Quote of the day: Any woman who’d ever lost a child knew of the hollowness that remained within the soul. ~ Brittainy C. Cherry
I would like to say that last night's dinner was a success! But I think the only ones who really enjoyed it were Peter and me. With every bite of flank steak that my dad took, he would chew it and then spit it out. Lining the side of his plate. I can put up with his behavior most times, but last night wasn't one of those times. He kept looking for more food and clearly did not like what I prepared. However, to look like a normal household and to make a nice dinner, it takes extraordinary effort on my part. Effort that takes energy, of which I am lacking.
This morning, I pulled myself out of bed at 7:30am. I needed that extra hour of sleep. If my mom weren't here, I could control my morning wake ups much better, but since she gets up at 5:30am, everything in the house starts earlier. Mind you she and my dad spend a good portion of the day napping. Good for them, but once I am up, I am not going back to sleep. I would prefer if they just got up later in the morning and maybe there would be less napping? I don't know, but I can wonder!
While getting dressed this morning, I had the radio on. I heard Miranda Lambert's song, "The House that Built Me." If you have never heard the song, I attached the YouTube link below. I haven't heard this song in a long time. In fact, it was released in 2010, soon after Mattie died. One of my friends sent it to me back then and honestly I am not sure the context why you sent it to me, but apparently it reminded her of Mattie and what I was going through.
Now a decade or more later, I listen to it and have multiple emotions that pop into my head. I truly think the lyrics of the song are pointing to the home you grew up in. That these formative years are what build us and when losses, milestones, or tragedies occur in our lives, we return to reflect and remember what defined us and shaped the foundation of who we are! Ironically, I do not look back at the homes I grew up in as a child. Instead, the house that built me was our townhouse in Washington, DC. It was within this home, I learned about the beauty and complexities of marriage, I became a mom and raised Mattie for seven years, I studied and obtained my Ph.D., and learned how to survive through a childhood cancer diagnosis, treatment, and death. It was in this townhouse that I learned to be childless and I had to find a way back into the world, a world that I sometimes do not feel a part of. That is a lot that occurred in one HOME. I feel it those walls of the townhouse could talk, they would have a lot to say!

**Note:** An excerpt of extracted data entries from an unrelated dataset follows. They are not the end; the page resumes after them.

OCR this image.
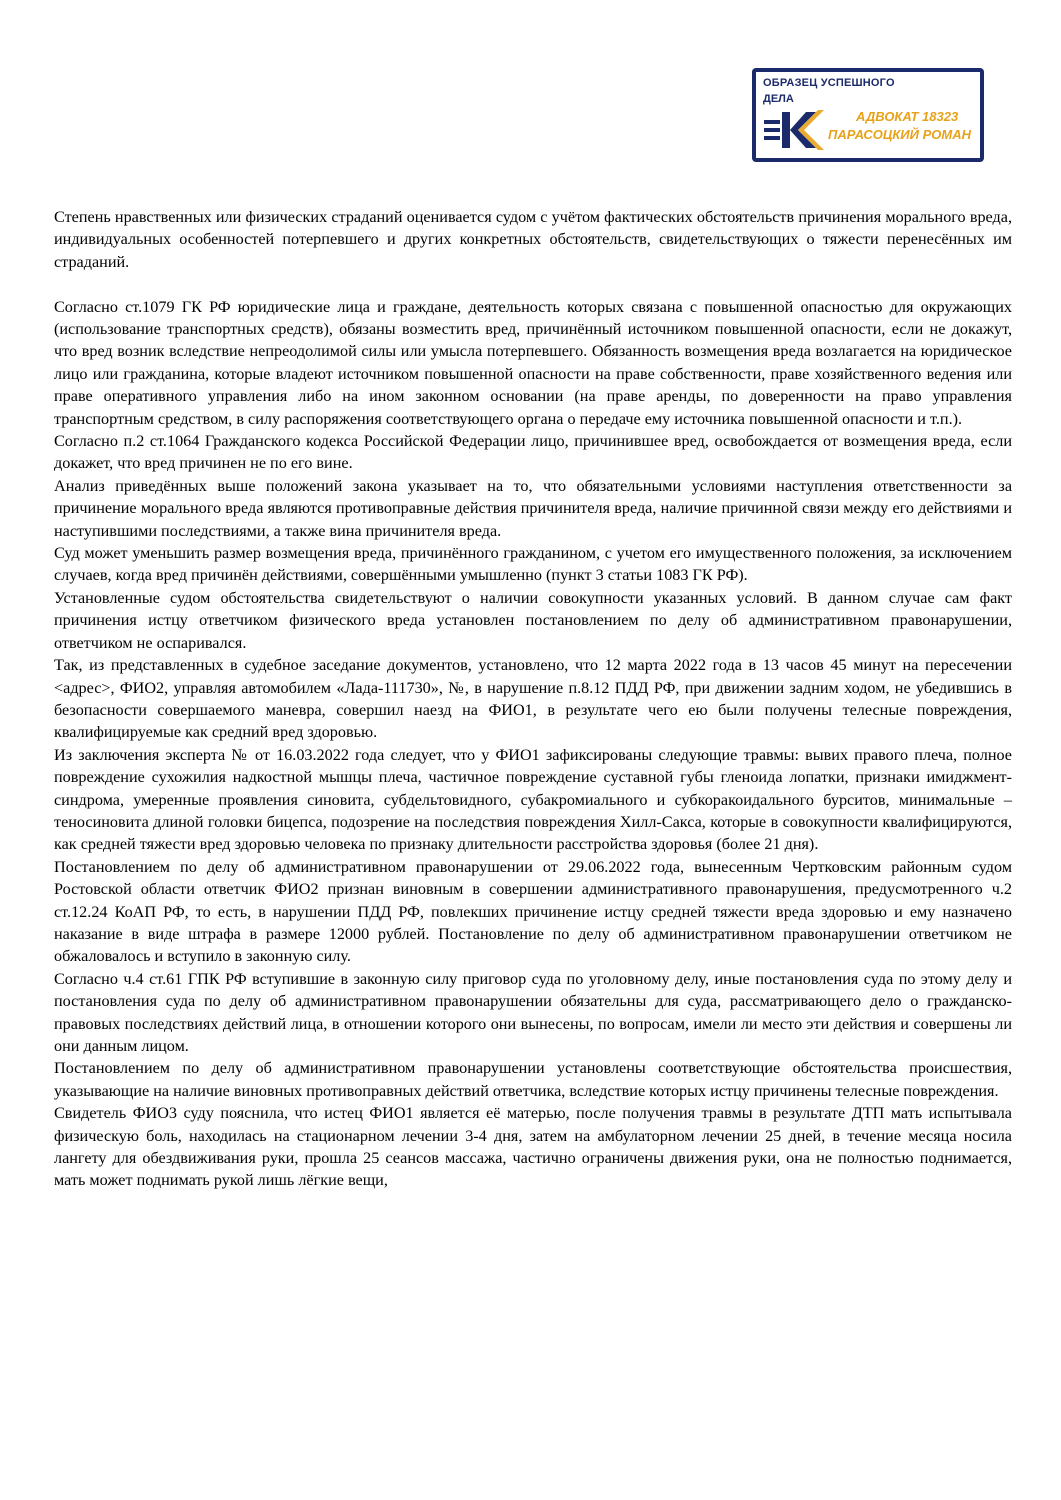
ОБРАЗЕЦ УСПЕШНОГО
ДЕЛА
АДВОКАТ 18323
ПАРАСОЦКИЙ РОМАН

Степень нравственных или физических страданий оценивается судом с учётом фактических обстоятельств причинения морального вреда, индивидуальных особенностей потерпевшего и других конкретных обстоятельств, свидетельствующих о тяжести перенесённых им страданий.

Согласно ст.1079 ГК РФ юридические лица и граждане, деятельность которых связана с повышенной опасностью для окружающих (использование транспортных средств), обязаны возместить вред, причинённый источником повышенной опасности, если не докажут, что вред возник вследствие непреодолимой силы или умысла потерпевшего. Обязанность возмещения вреда возлагается на юридическое лицо или гражданина, которые владеют источником повышенной опасности на праве собственности, праве хозяйственного ведения или праве оперативного управления либо на ином законном основании (на праве аренды, по доверенности на право управления транспортным средством, в силу распоряжения соответствующего органа о передаче ему источника повышенной опасности и т.п.).

Согласно п.2 ст.1064 Гражданского кодекса Российской Федерации лицо, причинившее вред, освобождается от возмещения вреда, если докажет, что вред причинен не по его вине.

Анализ приведённых выше положений закона указывает на то, что обязательными условиями наступления ответственности за причинение морального вреда являются противоправные действия причинителя вреда, наличие причинной связи между его действиями и наступившими последствиями, а также вина причинителя вреда.

Суд может уменьшить размер возмещения вреда, причинённого гражданином, с учетом его имущественного положения, за исключением случаев, когда вред причинён действиями, совершёнными умышленно (пункт 3 статьи 1083 ГК РФ).

Установленные судом обстоятельства свидетельствуют о наличии совокупности указанных условий. В данном случае сам факт причинения истцу ответчиком физического вреда установлен постановлением по делу об административном правонарушении, ответчиком не оспаривался.

Так, из представленных в судебное заседание документов, установлено, что 12 марта 2022 года в 13 часов 45 минут на пересечении <адрес>, ФИО2, управляя автомобилем «Лада-111730», №, в нарушение п.8.12 ПДД РФ, при движении задним ходом, не убедившись в безопасности совершаемого маневра, совершил наезд на ФИО1, в результате чего ею были получены телесные повреждения, квалифицируемые как средний вред здоровью.

Из заключения эксперта № от 16.03.2022 года следует, что у ФИО1 зафиксированы следующие травмы: вывих правого плеча, полное повреждение сухожилия надкостной мышцы плеча, частичное повреждение суставной губы гленоида лопатки, признаки имиджмент-синдрома, умеренные проявления синовита, субдельтовидного, субакромиального и субкоракоидального бурситов, минимальные – теносиновита длиной головки бицепса, подозрение на последствия повреждения Хилл-Сакса, которые в совокупности квалифицируются, как средней тяжести вред здоровью человека по признаку длительности расстройства здоровья (более 21 дня).

Постановлением по делу об административном правонарушении от 29.06.2022 года, вынесенным Чертковским районным судом Ростовской области ответчик ФИО2 признан виновным в совершении административного правонарушения, предусмотренного ч.2 ст.12.24 КоАП РФ, то есть, в нарушении ПДД РФ, повлекших причинение истцу средней тяжести вреда здоровью и ему назначено наказание в виде штрафа в размере 12000 рублей. Постановление по делу об административном правонарушении ответчиком не обжаловалось и вступило в законную силу.

Согласно ч.4 ст.61 ГПК РФ вступившие в законную силу приговор суда по уголовному делу, иные постановления суда по этому делу и постановления суда по делу об административном правонарушении обязательны для суда, рассматривающего дело о гражданско-правовых последствиях действий лица, в отношении которого они вынесены, по вопросам, имели ли место эти действия и совершены ли они данным лицом.

Постановлением по делу об административном правонарушении установлены соответствующие обстоятельства происшествия, указывающие на наличие виновных противоправных действий ответчика, вследствие которых истцу причинены телесные повреждения.

Свидетель ФИО3 суду пояснила, что истец ФИО1 является её матерью, после получения травмы в результате ДТП мать испытывала физическую боль, находилась на стационарном лечении 3-4 дня, затем на амбулаторном лечении 25 дней, в течение месяца носила лангету для обездвиживания руки, прошла 25 сеансов массажа, частично ограничены движения руки, она не полностью поднимается, мать может поднимать рукой лишь лёгкие вещи,
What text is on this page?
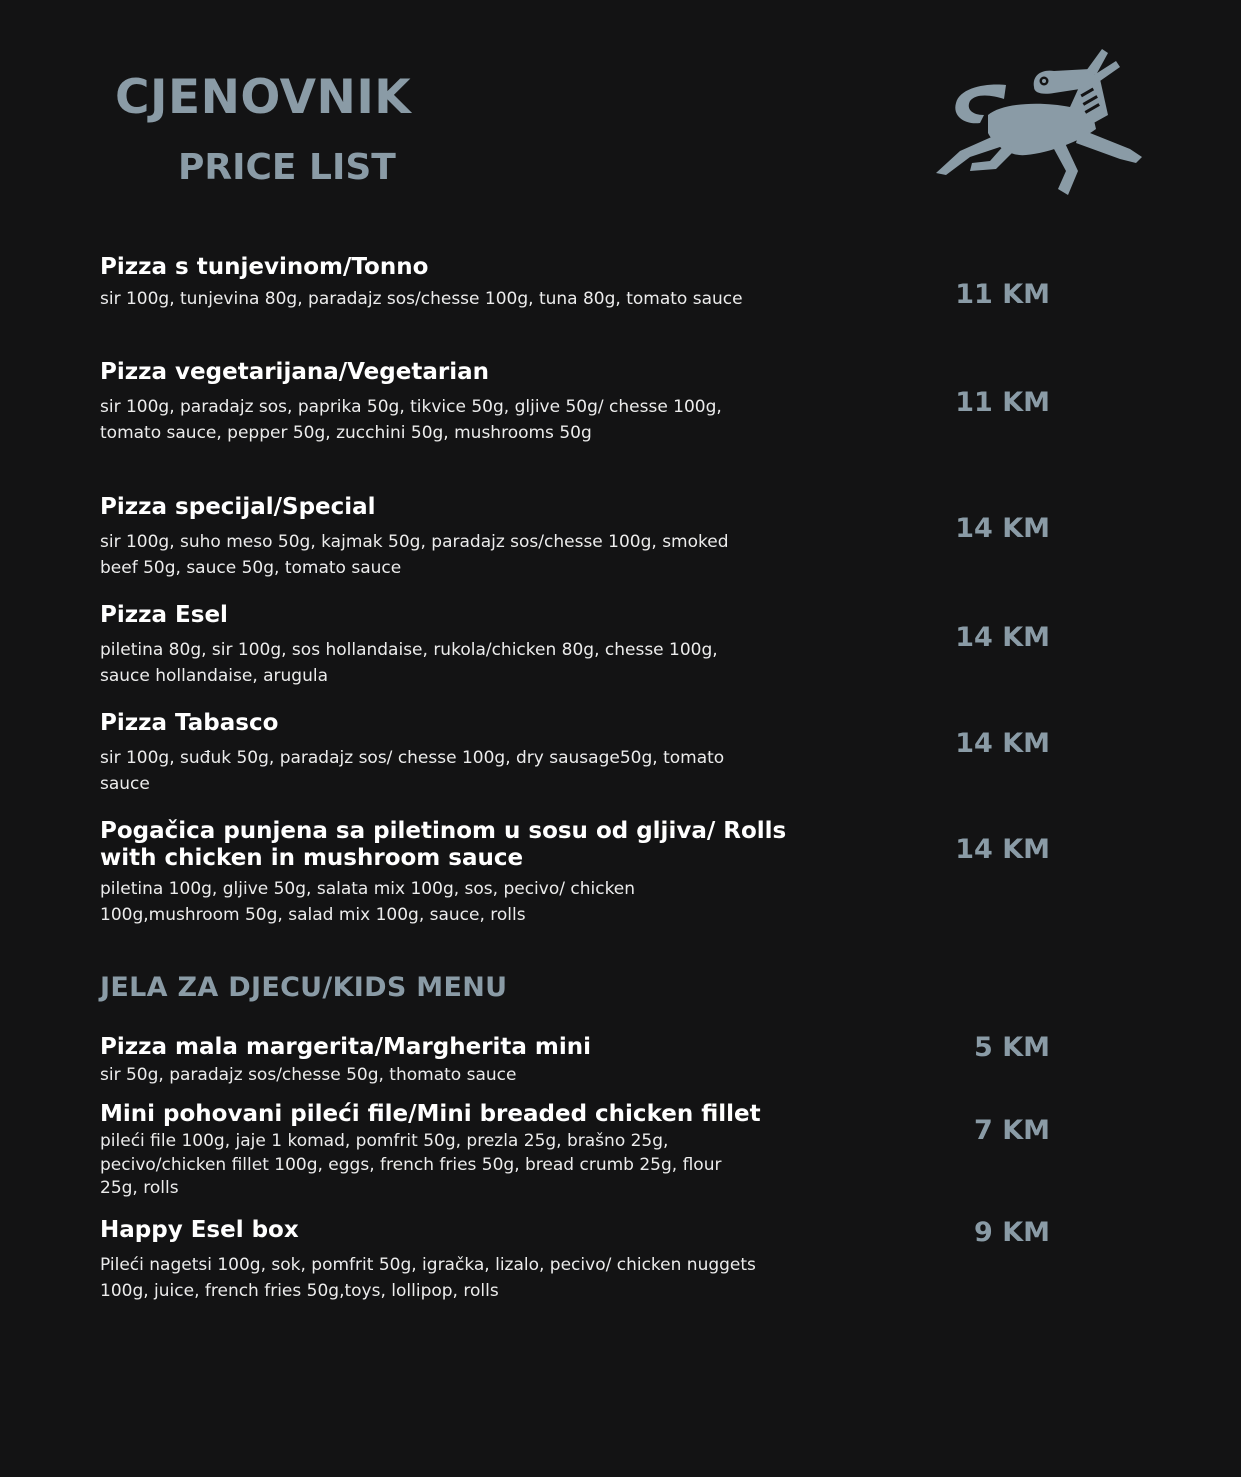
CJENOVNIK
PRICE LIST
Pizza s tunjevinom/Tonno
sir 100g, tunjevina 80g, paradajz sos/chesse 100g, tuna 80g, tomato sauce	11 KM
Pizza vegetarijana/Vegetarian
sir 100g, paradajz sos, paprika 50g, tikvice 50g, gljive 50g/ chesse 100g, tomato sauce, pepper 50g, zucchini 50g, mushrooms 50g
11 KM
Pizza specijal/Special
sir 100g, suho meso 50g, kajmak 50g, paradajz sos/chesse 100g, smoked beef 50g, sauce 50g, tomato sauce
14 KM
Pizza Esel
piletina 80g, sir 100g, sos hollandaise, rukola/chicken 80g, chesse 100g, sauce hollandaise, arugula
14 KM
Pizza Tabasco
sir 100g, suđuk 50g, paradajz sos/ chesse 100g, dry sausage50g, tomato sauce
14 KM
Pogačica punjena sa piletinom u sosu od gljiva/ Rolls with chicken in mushroom sauce
piletina 100g, gljive 50g, salata mix 100g, sos, pecivo/ chicken 100g,mushroom 50g, salad mix 100g, sauce, rolls
14 KM
JELA ZA DJECU/KIDS MENU
Pizza mala margerita/Margherita mini
sir 50g, paradajz sos/chesse 50g, thomato sauce
5 KM
Mini pohovani pileći file/Mini breaded chicken fillet
pileći file 100g, jaje 1 komad, pomfrit 50g, prezla 25g, brašno 25g, pecivo/chicken fillet 100g, eggs, french fries 50g, bread crumb 25g, flour 25g, rolls
7 KM
Happy Esel box
Pileći nagetsi 100g, sok, pomfrit 50g, igračka, lizalo, pecivo/ chicken nuggets 100g, juice, french fries 50g,toys, lollipop, rolls
9 KM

But this morning while listening to this song, I also thought about the "House that Built Me" in a different light. Not only did the townhouse help develop the person I am today, but it was within this space that I could truly be who I am. Or was meant to be. I wasn't defined by being a caregiver, and did not have the daily routine and obligations that I do now. The lyrics of the song resonate with me, and I am sure they may to whomever hears them..............
I thought if I could touch this place or feel it. This brokenness inside me might start healing. Out here, it's like I'm someone else, I thought that maybe I could find myself. If I could just come in, I swear I'll leave. Won't take nothin' but a memory. From the house that built me.
The premise of the song is about a person who returns to a house she grew up in. She stands in front of it, and asks the current owner if she can come in. She wants to come inside because she hopes it will alleviate her brokenness and it may help her heal. These are very powerful words, thoughts, and emotions expressed through music. We all want to find our safe space where we can really be ourselves and heal. What this song makes me see is that I don't feel like myself now, and that who I am is getting lost with each day. Which is why I can appreciate why we all need on occasion to reflect on the House that Built Me.